So how does a revocable living trust get established? And who sets it up?
The person who establishes a trust is called, in Louisiana, the Settlor. In other states this person might be called a Grantor or a Trustor. There can be more than one Settlor. Here are a few examples of who might be a Settlor of an "avoid probate" revocable living trust in Louisiana:
(1) Single Person. When an unmarried person sets up a trust, typically that unmarried person is the only Settlor.
(2) Married Couple Joint Trust. When a married couple establishes a trust, typically both spouses are the Settlors. Some married people worry, however, that if their separate property is added to their trust, it will lose its separate property status. Many trusts, however, state that when a married person contributes separate property to a joint married trust, it retains its separate property status.
(3) Married Couple Separate Trusts.

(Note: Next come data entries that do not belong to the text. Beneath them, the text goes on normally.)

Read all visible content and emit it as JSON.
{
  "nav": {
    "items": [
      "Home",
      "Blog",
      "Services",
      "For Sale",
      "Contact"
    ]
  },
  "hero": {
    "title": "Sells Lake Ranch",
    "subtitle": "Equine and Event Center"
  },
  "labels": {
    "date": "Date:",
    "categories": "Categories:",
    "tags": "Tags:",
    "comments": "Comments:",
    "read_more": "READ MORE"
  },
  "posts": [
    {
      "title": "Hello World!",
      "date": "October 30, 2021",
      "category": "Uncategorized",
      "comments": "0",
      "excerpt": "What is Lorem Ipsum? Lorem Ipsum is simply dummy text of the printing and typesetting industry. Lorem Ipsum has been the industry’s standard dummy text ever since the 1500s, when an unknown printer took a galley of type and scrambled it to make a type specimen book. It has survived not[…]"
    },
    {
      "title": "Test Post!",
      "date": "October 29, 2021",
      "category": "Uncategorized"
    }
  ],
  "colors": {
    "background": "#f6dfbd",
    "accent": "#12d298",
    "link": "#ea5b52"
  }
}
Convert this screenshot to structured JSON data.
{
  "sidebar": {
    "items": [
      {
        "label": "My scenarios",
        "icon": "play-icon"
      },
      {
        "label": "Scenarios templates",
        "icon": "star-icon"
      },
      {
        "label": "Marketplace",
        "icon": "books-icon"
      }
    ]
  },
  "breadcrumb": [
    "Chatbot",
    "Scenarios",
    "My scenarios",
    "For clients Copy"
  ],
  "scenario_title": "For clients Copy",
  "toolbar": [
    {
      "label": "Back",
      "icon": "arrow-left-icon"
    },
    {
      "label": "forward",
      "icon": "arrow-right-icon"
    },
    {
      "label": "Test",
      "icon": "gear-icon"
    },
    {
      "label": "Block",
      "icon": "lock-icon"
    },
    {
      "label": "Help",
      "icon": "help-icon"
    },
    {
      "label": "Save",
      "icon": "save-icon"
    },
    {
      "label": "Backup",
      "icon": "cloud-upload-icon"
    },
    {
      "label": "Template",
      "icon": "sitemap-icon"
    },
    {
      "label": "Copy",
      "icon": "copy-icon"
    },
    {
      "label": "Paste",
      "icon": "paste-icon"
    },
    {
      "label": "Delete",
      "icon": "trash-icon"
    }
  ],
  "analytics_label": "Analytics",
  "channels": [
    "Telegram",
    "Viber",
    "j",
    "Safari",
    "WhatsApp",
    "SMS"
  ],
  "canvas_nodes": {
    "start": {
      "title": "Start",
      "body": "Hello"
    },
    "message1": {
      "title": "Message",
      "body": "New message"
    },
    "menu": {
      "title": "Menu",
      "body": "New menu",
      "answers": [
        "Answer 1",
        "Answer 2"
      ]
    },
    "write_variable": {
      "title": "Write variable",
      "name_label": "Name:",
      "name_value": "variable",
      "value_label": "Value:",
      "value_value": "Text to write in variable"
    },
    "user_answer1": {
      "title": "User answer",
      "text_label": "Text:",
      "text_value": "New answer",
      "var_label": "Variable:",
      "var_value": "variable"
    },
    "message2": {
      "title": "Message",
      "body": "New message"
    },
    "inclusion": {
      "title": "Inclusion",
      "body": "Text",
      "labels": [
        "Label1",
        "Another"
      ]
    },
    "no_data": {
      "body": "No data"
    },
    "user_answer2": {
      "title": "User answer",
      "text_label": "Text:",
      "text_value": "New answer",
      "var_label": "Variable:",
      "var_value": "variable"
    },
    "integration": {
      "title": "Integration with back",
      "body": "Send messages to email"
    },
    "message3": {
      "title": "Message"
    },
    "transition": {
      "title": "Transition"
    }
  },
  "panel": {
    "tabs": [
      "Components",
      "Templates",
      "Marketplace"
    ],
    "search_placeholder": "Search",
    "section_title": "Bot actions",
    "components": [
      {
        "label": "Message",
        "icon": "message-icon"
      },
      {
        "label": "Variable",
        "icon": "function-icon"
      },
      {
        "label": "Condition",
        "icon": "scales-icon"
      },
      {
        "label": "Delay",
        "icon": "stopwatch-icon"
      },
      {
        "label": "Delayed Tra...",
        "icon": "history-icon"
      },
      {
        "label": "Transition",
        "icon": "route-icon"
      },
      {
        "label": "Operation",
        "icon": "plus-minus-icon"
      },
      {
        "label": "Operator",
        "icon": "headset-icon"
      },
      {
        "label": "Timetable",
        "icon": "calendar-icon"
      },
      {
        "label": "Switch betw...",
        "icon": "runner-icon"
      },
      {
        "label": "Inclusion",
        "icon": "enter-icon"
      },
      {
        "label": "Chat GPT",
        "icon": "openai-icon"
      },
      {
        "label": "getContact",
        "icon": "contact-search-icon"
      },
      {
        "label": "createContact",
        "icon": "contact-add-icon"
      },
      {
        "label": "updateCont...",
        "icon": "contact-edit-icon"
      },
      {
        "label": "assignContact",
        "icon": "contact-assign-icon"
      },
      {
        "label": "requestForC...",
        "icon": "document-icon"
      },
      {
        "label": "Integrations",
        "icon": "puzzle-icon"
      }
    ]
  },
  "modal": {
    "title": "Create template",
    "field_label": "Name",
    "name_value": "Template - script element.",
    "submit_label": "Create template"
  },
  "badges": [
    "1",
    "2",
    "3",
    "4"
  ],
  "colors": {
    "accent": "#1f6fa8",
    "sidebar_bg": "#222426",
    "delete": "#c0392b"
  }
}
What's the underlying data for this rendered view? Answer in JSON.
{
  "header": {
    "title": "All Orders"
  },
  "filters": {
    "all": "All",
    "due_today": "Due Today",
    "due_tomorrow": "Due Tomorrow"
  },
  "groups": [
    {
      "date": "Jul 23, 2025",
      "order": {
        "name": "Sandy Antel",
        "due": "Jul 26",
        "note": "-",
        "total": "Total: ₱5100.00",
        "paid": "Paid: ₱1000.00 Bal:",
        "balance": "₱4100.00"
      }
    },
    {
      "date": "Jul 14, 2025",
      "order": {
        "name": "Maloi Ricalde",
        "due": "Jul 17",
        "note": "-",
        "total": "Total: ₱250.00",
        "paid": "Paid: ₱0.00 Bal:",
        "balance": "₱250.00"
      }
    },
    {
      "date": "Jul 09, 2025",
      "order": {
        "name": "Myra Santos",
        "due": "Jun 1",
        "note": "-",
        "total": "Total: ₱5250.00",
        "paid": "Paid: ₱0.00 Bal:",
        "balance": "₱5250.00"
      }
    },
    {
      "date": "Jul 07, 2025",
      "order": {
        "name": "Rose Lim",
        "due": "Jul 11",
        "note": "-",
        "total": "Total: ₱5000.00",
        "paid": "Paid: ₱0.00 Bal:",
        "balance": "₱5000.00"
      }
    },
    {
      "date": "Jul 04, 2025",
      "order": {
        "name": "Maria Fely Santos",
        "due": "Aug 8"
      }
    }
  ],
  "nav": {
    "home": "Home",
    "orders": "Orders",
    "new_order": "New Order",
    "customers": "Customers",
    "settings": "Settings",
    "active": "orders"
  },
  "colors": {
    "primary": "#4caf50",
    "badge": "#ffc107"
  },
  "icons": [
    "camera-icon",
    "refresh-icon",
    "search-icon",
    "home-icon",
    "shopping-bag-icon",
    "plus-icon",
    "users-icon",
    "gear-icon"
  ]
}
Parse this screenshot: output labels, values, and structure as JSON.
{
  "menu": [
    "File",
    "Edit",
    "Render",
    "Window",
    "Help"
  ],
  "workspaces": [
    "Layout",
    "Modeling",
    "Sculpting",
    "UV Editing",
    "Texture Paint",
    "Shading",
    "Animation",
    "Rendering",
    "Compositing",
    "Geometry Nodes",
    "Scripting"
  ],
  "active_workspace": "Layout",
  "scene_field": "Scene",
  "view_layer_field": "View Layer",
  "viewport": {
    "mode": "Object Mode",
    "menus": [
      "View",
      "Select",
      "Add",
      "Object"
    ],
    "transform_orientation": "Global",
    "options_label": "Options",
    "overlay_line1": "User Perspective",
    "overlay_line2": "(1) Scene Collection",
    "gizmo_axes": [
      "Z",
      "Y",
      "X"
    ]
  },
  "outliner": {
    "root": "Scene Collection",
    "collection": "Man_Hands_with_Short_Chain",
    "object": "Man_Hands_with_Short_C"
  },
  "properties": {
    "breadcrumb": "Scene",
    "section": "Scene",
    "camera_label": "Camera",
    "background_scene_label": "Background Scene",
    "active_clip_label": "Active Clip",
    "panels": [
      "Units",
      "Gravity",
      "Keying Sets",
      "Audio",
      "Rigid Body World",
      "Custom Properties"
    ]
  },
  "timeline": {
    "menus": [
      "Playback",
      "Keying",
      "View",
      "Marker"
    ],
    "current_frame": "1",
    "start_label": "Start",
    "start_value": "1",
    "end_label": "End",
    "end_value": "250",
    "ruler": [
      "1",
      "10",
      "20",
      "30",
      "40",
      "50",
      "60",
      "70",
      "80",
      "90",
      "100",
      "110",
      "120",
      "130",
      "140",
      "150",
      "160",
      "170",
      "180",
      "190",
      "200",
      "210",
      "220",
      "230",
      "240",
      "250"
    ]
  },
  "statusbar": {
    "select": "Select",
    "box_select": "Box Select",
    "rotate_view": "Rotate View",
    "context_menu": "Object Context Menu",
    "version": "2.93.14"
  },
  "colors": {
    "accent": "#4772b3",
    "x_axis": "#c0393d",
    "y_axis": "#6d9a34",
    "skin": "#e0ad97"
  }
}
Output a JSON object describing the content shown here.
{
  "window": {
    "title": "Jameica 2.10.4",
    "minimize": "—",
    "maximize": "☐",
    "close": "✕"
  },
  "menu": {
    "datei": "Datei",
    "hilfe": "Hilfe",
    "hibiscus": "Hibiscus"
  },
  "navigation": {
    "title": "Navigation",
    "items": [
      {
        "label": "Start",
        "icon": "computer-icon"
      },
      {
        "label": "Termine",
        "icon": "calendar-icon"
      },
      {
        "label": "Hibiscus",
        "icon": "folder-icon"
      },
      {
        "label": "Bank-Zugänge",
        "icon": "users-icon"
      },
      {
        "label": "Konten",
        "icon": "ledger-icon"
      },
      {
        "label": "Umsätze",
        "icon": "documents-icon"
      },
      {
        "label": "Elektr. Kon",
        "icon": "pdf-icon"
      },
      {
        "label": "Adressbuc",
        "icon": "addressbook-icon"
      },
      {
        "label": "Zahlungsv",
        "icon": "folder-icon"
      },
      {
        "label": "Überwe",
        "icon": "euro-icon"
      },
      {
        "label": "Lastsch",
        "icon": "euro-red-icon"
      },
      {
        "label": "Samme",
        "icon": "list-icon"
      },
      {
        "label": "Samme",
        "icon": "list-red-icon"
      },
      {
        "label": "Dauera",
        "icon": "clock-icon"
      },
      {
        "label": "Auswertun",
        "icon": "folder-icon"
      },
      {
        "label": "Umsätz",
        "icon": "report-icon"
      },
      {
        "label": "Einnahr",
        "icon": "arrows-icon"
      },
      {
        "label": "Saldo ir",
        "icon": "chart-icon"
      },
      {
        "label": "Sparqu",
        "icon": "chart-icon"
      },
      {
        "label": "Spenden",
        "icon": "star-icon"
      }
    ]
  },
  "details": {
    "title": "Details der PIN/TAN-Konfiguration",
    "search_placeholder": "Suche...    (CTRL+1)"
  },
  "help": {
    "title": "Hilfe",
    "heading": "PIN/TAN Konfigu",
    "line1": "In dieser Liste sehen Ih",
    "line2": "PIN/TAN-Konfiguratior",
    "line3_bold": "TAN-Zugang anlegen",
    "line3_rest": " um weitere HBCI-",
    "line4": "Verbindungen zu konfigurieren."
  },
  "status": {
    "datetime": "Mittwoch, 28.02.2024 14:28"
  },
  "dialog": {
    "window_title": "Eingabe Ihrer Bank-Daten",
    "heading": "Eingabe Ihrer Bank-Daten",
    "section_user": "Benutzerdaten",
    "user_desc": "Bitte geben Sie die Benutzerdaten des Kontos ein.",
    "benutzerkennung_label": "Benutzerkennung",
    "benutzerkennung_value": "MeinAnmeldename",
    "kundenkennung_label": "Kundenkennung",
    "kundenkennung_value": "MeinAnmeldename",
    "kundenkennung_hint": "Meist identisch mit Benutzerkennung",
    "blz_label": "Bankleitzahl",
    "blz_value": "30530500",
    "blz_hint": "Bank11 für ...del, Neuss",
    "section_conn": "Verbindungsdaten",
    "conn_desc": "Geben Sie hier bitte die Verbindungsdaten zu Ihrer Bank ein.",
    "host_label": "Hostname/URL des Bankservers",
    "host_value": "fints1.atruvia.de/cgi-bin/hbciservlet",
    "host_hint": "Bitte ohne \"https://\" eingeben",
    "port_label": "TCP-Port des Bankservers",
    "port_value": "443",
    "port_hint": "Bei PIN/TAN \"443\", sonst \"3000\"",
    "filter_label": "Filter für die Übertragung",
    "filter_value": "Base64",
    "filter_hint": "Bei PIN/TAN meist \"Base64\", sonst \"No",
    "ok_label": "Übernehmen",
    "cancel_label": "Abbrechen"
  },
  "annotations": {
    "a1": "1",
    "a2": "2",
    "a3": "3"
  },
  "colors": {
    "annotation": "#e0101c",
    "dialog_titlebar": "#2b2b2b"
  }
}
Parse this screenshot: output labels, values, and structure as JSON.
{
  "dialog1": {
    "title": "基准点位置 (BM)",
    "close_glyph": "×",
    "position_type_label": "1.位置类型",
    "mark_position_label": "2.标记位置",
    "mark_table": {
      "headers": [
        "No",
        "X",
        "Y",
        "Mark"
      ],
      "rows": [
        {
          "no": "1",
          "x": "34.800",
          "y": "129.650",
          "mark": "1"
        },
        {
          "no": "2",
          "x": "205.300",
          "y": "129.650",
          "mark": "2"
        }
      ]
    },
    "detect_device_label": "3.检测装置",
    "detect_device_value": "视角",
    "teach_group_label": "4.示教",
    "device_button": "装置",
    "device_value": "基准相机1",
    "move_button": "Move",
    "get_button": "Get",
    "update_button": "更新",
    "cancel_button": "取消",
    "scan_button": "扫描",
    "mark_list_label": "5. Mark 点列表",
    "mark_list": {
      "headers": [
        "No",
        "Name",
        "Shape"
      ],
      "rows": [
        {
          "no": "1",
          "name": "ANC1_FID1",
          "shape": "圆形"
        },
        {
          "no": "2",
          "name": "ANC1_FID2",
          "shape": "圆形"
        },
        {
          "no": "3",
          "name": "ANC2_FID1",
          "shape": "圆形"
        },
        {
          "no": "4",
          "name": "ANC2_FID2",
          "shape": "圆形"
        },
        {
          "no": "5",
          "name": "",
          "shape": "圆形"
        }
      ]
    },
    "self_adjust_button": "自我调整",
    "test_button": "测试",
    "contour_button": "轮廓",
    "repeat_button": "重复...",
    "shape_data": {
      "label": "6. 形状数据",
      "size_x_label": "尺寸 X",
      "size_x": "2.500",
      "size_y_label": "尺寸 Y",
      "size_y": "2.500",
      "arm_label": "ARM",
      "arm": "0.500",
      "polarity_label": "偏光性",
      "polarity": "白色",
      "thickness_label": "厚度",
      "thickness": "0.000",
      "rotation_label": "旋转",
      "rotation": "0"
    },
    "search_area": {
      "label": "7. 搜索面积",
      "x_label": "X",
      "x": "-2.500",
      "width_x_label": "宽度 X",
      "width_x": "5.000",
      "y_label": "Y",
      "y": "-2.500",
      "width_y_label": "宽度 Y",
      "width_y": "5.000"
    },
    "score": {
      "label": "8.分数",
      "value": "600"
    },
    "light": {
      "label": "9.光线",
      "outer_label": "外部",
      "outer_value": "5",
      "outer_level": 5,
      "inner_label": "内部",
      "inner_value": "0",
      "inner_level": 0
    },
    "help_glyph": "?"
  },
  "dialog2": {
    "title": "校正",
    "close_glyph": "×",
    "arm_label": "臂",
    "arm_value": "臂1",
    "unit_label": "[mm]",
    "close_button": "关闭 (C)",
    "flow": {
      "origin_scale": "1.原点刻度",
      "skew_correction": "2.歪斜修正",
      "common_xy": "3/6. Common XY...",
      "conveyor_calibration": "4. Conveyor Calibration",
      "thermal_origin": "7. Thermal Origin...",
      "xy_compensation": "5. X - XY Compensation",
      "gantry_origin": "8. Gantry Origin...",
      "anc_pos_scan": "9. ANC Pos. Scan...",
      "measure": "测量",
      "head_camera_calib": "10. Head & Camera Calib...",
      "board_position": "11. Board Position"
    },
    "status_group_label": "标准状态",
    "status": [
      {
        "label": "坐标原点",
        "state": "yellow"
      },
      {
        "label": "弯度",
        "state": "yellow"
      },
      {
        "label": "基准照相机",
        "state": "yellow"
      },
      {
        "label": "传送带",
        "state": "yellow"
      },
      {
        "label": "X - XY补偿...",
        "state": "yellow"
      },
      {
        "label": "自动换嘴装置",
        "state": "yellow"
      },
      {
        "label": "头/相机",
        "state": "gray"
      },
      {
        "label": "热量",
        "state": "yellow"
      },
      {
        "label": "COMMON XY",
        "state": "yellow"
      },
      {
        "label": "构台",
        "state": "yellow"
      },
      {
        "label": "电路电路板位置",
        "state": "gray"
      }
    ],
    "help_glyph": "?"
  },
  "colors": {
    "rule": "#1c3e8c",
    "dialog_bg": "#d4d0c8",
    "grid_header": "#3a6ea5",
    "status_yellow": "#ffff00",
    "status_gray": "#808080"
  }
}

Sometimes, particularly when couples get married later in life and they each have their own children and their own estates, and perhaps they even have a marriage contract (pre-nup), that couple will each establish their own trust because they each have different assets and different beneficiaries and trustees.
(4) Using a Power of Attorney. Occasionally, it becomes necessary to set up a trust, but the person who would be signing as a Settlor is not capable of transacting. If that person had previously signed a Power of Attorney, then perhaps the Agent named in the Power of Attorney can sign on behalf of the incapacitated person to set up their trust.